Do these people with the advanced degrees in international affairs and pancake makeup techniques really think they don't have to update their political notions beyond 1964? Any journalist who had five minutes on his hands to determine the ideology of Sen. Edwards would learn he has a lifetime American Conservative Union rating of...50? 40? Nope. Try 12. Even the liberal Americans for Democratic Action has him rated at 81 percent liberal, voting with the left four out of every five votes.

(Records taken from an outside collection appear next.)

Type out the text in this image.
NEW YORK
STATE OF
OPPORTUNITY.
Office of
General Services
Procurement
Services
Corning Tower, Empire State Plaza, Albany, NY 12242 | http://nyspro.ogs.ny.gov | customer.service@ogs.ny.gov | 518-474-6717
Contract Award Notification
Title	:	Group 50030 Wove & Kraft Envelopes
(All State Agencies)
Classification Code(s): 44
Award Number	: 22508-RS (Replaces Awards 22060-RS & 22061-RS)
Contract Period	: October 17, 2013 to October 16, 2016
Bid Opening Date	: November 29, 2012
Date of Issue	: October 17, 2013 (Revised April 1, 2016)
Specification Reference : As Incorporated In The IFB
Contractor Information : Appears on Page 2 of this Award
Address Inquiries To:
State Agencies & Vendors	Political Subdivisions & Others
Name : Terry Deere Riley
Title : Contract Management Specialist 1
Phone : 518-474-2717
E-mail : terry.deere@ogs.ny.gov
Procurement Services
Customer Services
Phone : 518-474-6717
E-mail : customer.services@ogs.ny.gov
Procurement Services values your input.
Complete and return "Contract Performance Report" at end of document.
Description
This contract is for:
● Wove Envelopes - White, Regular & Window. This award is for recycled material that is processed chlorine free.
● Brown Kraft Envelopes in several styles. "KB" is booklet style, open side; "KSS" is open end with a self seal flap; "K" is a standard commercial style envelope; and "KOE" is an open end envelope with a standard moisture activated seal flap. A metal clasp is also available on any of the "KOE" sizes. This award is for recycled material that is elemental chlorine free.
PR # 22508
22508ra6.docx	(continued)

But no reporter wanted to describe Edwards as a "liberal." When the news came out, it was all hosannas. ABC's Dan Harris touted his regional appeal: "With his Southern accent and son of a mill worker biography, he may very well appeal to rural voters who the Democrats badly need." CBS reporter Byron Pitts oozed: "with a style as syrupy as Carolina sweet tea, Edwards could also help in the South." NBC's Carl Quintanilla added "John Kerry both formalized Edwards' rock star status and answered Democrats' demands too loud to ignore." They all obsessed on style, and no one wanted to assess the substance of his voting record or even his presidential campaign statements from earlier this year.
That might seem a little strange to anyone who remembers all the way back to 2000, when the addition of Dick Cheney to the Republican ticket was greeted by the media with warnings. Beware, very ideological candidate approaching! ABC's Linda Douglass said he was one of the "most conservative" members of Congress. CBS's Bill Whitaker branded Cheney as a "rock-solid conservative who manages to appeal to party moderates." On NBC, Tom Brokaw called Cheney a "hard-core Republican with stellar conservative credentials."
Then the TV fact-twisters went into great detail on Cheney's voting record, or at least into great exaggeration. ABC's Sam Donaldson asked him why he wouldn't vote to give more money to poor, needy senior citizens. CBS claimed he voted against releasing South Africa's Nelson Mandela from prison in the 1980s, as if Congress could have voted him out of jail. NBC went even deeper into the past, saying Cheney voted against the Equal Rights Amendment to the Constitution, that old feminist manifesto.
It's easy enough to find votes showing how the media's Edwards the "Southern moderate" sales pitch is total hooey. Sen. Edwards voted against his Senate partner Jesse Helms when he suggested schools should be denied federal funds if they kicked the Boy Scouts of America out of meeting at a school since they wouldn't allow gay scoutmasters. The gay lobby has a powerful hold on this Southerner. Sen. Edwards voted in favor of federal funds for needle-exchange programs. John couldn't just say no to drug addicts.
On abortion, try to find where Sen. Edwards feels there should be any limit to the abortion lobby's demands. He's rated 100 percent by the NARAL crowd. Partial-birth abortion? He's a solid vote for that. Punishing criminals for killing unborn children, without a woman's right to choose? He's against that. That's not murder, since it's not really a baby, apparently. (Wouldn't the litigator in Edwards prefer two victims?) He voted in favor of giving taxpayer money to schools so they could distribute "morning after" abortion pills to our kids. If it hadn't passed by a voice vote in the Senate, Edwards probably would have voted against protecting infants who are born alive in a (failed) abortion procedure. Can John Edwards be any more extreme than this?
Or take Iraq and national security. Where is the difference between Edwards and Kerry, where is the ticket "balanced"? Both Senators voted to authorize the war in 2002 and then flip-flopped to deny $87 billion in additional funds for the troops once they authorized sending them to fight. Edwards voted exactly like his liberal Massachusetts running mate. Maybe he's a fiscal conservative to balance out Kerry's tax-loving instincts? Think again. His National Taxpayer Union and Citizens Against Government Waste scores are dreadful, percentages in the teens. He voted against every Bush tax cut.
So wouldn't any journalist objectively looking at fact say Edwards is as "hard left" as Cheney was "hard right"? Yes. Instead, the use of the L-word to describe Edwards was always attributed as a desperately negative Republican attack line, not the truth. ABC's Kate Snow said Bush and Cheney were cordial to Edwards, and then "it went downhill from there," as the GOP "tore into" Edwards by accurately stating he's a liberal.
The Kerry-Edwards substance-free honeymoon on the networks shows they don't believe in balance or fairness. They'll do anything but wear donkey ears on camera to help the Democrats.